Abstract

This article critically examines the Sojourners for Truth and Justice, a short-lived black women's radical protest organization, and its human rights agenda during the early Cold War. The first and only group in the Communist Left led by African American women, the Sojourners formulated a black left feminism, a distinct politics that combined Communist Party positions on race, gender, and class with black nationalism and black radical women's own lived experiences that paid special attention to the intersectional, transnational nature of their oppression across the diaspora. The Sojourners attempted to mobilize black women against Jim Crow and U.S. Cold War domestic and foreign policy and to expose violations of African Americans' human rights before the United Nations. Sojourners' affiliations with the Communist Left coupled with their human rights agenda prompted cold warriors to view the group as subversive.
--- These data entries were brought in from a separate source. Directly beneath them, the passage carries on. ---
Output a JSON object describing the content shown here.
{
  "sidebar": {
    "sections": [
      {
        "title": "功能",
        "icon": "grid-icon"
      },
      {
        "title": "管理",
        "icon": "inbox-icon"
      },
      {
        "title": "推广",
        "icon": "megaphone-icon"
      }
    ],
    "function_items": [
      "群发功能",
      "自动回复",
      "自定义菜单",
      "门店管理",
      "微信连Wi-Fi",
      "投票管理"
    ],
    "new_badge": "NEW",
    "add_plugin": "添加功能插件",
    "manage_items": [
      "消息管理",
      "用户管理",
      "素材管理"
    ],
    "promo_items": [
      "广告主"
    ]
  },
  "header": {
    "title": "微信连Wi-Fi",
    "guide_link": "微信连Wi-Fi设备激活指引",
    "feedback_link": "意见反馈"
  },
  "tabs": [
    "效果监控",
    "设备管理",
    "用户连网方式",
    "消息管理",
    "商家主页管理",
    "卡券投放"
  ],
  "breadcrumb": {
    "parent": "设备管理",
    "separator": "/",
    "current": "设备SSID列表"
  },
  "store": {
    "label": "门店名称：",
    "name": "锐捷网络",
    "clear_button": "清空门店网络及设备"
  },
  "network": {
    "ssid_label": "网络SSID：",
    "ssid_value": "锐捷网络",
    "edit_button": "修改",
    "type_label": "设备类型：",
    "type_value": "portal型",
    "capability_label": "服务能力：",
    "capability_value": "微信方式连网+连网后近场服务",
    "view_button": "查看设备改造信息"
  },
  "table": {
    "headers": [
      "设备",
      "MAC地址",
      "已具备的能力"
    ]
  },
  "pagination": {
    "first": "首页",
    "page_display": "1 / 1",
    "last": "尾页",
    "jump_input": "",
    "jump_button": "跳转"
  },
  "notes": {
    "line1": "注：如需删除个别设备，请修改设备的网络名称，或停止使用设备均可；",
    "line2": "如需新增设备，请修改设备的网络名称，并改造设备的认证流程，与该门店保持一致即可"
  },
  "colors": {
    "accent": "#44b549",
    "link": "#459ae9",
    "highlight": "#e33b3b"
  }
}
In addition, the Communist Party's ambivalence toward the Sojourners contributed to the organization's demise by late 1952. Excavating the understudied group complicates the history of African American women's activism, black feminism, American communism, human rights, and the Cold War by revealing the ways in which a small group of black women radicals invented their own unique understandings of liberation and human rights during the McCarthy period. It also illustrates how the Red Scare silenced black women radicals at a crucial juncture in the emergent civil rights movement and kept them from the global political stage. The Sojourners, moreover, provide a lens for appreciating the continuities and the breaks in the postwar black freedom movement and in modern black feminism.